I meet another boy there with blond hair and we play pool too and run around the bar for hours. Someone takes a picture of a baby with a cigarette in her mouth and they all laugh. The blond boy leaves at some point and I’m left with the company of the jukebox. I sit and sing all the Coldplay songs I know and create beer mat towers. Friendly wobbly locals interrupt my self-created serenity asking me to play “golden oldies” instead of this “dreary shite”; they leave me pound coins and I become banker and DJ “in totale”.
My Dad animatedly discusses ancient Irish history with two men at the bar.
An older man looks at me for longer than I like in the bathroom. The hours pass. I drink at least another 10 Cokes and eat too many packets of King crisps.
As the night progresses I approach my Dad a few times to promulgate my boredom. He hands me another packet of crisps and ushers me away. I’ve already listened to every song I know on the jukebox, and created everything I can with the beer mats and there’s no one left to play pool with. I lie down on a bench beside the high window and fall asleep.

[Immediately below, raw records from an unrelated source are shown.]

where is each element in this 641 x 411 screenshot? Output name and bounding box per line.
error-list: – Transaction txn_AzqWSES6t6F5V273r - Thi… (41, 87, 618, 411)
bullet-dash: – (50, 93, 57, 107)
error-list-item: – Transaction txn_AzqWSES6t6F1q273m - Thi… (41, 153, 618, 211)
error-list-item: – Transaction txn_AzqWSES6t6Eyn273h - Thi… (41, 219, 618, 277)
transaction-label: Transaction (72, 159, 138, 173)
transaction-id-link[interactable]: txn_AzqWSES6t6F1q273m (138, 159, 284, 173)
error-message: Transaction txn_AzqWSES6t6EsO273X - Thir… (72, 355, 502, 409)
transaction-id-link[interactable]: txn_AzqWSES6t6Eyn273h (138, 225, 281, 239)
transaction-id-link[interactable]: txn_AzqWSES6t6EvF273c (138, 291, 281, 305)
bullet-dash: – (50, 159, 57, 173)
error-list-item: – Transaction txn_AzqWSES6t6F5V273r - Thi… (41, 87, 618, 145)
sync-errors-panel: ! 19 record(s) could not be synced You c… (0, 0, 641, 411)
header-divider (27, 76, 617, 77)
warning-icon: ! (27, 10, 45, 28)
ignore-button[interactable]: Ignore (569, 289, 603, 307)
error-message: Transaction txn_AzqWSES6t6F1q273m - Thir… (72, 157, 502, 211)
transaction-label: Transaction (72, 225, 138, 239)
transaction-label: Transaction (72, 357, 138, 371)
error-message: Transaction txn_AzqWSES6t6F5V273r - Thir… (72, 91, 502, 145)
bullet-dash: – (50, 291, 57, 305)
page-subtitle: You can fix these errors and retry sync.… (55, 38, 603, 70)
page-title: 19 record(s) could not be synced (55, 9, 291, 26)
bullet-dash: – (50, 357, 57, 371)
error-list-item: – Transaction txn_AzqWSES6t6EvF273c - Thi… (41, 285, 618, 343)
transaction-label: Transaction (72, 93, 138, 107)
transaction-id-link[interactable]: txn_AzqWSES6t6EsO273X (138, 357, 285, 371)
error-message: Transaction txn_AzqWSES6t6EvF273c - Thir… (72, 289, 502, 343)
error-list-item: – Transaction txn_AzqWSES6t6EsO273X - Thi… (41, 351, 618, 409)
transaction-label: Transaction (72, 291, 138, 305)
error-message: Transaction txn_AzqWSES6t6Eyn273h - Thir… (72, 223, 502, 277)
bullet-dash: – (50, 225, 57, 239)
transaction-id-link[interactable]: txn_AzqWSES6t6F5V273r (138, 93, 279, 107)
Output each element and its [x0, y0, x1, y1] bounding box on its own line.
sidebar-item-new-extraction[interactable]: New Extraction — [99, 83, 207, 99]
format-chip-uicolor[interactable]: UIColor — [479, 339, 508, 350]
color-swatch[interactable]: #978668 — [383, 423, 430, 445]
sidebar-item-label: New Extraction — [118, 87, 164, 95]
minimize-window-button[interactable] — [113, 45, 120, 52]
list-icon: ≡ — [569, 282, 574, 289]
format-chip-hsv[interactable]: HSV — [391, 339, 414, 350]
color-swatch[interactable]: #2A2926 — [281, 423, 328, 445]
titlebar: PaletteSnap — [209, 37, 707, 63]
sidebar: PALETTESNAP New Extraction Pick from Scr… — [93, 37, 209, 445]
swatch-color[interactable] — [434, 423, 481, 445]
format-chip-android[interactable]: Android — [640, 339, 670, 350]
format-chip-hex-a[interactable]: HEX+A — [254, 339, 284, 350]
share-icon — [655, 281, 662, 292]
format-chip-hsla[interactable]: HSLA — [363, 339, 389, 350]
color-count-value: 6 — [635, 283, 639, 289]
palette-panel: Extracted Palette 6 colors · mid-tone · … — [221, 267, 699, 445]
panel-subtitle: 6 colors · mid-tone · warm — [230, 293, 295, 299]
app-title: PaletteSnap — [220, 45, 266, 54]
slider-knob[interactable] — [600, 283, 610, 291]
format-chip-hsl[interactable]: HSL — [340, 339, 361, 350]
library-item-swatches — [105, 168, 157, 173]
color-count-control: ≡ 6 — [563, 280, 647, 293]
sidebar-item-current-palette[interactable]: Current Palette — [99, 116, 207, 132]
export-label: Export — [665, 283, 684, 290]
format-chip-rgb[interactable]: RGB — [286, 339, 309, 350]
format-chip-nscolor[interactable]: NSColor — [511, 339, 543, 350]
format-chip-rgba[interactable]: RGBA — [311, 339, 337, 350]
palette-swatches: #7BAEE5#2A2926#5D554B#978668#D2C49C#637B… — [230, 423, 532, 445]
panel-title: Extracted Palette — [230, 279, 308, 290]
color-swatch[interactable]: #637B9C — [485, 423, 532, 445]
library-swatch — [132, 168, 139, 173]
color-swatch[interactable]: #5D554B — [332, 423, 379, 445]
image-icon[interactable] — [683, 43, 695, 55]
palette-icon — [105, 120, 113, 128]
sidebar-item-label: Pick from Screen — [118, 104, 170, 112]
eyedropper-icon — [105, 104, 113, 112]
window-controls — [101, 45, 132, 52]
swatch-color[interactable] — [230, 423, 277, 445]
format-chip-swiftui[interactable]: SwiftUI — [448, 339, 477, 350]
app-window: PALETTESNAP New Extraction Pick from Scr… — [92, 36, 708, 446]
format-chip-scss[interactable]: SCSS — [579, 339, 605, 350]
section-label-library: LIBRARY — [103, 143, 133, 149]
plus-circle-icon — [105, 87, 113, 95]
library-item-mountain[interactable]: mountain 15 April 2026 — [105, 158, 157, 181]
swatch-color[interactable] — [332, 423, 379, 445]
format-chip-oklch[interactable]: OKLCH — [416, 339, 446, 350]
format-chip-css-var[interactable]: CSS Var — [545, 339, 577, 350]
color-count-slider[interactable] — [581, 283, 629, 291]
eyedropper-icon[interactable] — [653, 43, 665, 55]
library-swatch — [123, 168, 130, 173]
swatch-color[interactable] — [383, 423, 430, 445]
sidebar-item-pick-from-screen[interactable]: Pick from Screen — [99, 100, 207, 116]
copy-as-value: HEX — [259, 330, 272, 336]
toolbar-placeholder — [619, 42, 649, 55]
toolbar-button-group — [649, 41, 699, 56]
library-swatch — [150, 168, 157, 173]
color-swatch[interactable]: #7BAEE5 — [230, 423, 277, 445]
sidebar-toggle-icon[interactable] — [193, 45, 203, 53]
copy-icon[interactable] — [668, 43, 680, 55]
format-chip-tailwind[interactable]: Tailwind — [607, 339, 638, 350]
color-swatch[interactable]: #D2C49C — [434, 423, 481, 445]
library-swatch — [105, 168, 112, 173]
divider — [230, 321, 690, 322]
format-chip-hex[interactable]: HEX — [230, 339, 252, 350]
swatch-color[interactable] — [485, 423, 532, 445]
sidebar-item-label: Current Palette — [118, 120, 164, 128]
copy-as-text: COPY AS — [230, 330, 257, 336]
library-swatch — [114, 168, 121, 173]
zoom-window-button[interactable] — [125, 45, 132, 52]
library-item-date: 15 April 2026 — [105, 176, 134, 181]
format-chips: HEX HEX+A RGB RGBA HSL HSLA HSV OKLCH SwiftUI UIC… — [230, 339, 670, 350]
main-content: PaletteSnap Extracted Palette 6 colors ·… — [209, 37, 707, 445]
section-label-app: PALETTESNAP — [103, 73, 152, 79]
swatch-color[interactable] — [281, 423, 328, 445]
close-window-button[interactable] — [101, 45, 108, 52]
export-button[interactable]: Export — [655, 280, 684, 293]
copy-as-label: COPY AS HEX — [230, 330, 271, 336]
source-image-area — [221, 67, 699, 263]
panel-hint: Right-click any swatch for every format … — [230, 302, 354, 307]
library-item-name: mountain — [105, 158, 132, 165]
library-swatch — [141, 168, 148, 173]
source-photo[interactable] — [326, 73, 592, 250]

I wake up staring at the dusty white roof overhead. I don’t know how long has passed but my Dad is in the same place at the corner of the much emptier bar now chatting to a man with a very long grey beard. He notices me staring at him, my weary frame slumped against the pillar. My father tells his new company something about how good I am at speaking Irish or how skilled I am at martial arts; that I can take any man down, or something along those lines.